Some other minor issues include invalid HTML (non-standard "noshade" attribute in <hr>
tag etc.)
I've provided a proposed patch that addresses these issues in services/keep-web/handler.go
. Currently, the test cases in handler_tests.go
rely on some (pretty complicated) regular expressions to scrape the listing page (example: source:services/keep-web/handler_test.go@7f01a21e3f250027510d16c32acd0c62173f1fec#L934). Theoretically this wouldn't work in general, but the practical problem is that with more complicated test inputs (paths) the regular expressions get increasingly hard to write and decipher.
So at the risk of introducing more utility code and dependencies in the tests, I use the HTML parser from the extension package golang.org/x/net/html
to "read" the tags and attribute values (we already depend on other packages under golang.org/x/net
). In this way, to test whether a link is correct, we can test whether the <a>
tag's text value (anchor text) -- which is the decoded path shown to humans -- can be recovered by the decoding the href
attribute value, without having to ever compute or hard-code those (encoded) href
values in the tests (because the encoded form is non-unique and implementation-specific, in addition to their complexity and illegibility).
To minimize the HTML parsing utility code in the tests, I added some class
or id
attributes to certain elements in the template, to make it easier to find them with less logic.

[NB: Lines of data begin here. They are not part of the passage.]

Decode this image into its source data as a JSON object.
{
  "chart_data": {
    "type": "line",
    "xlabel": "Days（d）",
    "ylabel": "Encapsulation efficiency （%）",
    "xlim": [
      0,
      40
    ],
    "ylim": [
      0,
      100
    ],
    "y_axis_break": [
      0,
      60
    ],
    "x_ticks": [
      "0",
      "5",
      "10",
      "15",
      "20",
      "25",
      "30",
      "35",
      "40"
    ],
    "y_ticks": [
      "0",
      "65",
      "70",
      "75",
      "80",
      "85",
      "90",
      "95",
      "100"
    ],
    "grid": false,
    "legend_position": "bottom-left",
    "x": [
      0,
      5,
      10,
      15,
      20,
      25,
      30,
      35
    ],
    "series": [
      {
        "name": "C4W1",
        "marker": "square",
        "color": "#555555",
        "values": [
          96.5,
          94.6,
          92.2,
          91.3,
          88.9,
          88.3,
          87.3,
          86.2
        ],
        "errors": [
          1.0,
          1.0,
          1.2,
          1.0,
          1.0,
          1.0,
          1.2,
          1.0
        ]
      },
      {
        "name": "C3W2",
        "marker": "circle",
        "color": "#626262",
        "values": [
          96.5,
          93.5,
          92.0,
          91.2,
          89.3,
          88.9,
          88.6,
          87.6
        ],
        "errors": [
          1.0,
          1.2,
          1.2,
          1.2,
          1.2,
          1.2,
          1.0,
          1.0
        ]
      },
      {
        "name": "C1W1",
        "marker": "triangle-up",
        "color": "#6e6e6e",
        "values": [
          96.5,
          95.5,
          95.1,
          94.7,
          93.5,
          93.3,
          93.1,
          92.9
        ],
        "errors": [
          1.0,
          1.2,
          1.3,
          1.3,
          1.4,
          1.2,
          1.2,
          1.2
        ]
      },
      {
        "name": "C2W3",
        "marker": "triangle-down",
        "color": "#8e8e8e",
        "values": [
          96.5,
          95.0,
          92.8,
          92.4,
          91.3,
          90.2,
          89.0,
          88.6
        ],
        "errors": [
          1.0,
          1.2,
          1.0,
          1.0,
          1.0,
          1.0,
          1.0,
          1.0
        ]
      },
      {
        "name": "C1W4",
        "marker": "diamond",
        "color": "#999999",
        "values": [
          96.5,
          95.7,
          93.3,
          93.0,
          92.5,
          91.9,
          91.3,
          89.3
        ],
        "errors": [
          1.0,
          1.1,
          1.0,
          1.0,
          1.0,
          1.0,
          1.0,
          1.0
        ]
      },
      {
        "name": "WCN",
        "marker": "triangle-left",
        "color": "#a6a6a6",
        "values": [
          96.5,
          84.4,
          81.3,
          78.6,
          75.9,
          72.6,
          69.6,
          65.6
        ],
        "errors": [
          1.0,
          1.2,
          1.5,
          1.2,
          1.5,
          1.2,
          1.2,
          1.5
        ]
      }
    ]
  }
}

Updated by Zoë Ma 5 months ago
GitHub PR created for this issue: https://github.com/arvados/arvados/pull/252
Updated by Peter Amstutz 5 months ago
- Target version set to Development 2024-08-07 sprint
Updated by Tom Clegg 5 months ago
- Status changed from New to In Progress
Updated some comments and gofmt. Now at 4e82a1ab11964ba710b4a342a139663cc87c780c.
Tested on tordo.
before: 404 / terribly wrong
https://tordo-4zz18-3xhjf9oyo5r1d75.collections.tordo.arvadosapi.com/test%27%22&%23$%2500@%21%3Cpre%3E%3C/test%27%22&#$%00@!%3cpre%3e%3c.jpg wget --mirror --no-parent --no-host --cut-dirs=1 https://tordo-4zz18-3xhjf9oyo5r1d75.collections.tordo.arvadosapi.com/test'"&#$%00@!< pre></
(I inserted a space in < pre
above to prevent it from becoming an html tag in the redmine comment)
after: 200
https://tordo-4zz18-3xhjf9oyo5r1d75.collections.tordo.arvadosapi.com/test%27%22&%23$%2500@%21%3Cpre%3E%3C/test%27%22&%23$%2500@%21%3Cpre%3E%3C.jpg $ wget --mirror --no-parent --no-host --cut-dirs=1 'https://tordo-4zz18-3xhjf9oyo5r1d75.collections.tordo.arvadosapi.com/test%27%22&%23$%2500@%21%3Cpre%3E%3C/'
21998-zoe-translates-keep-web-directory-listing-encode-url @ 4e82a1ab11964ba710b4a342a139663cc87c780c -- developer-run-tests: #4363
Updated by Tom Clegg 5 months ago
- Status changed from In Progress to Resolved
Applied in changeset arvados|744d3dd89c7da002c5dbd0566b374e6a7546b58e.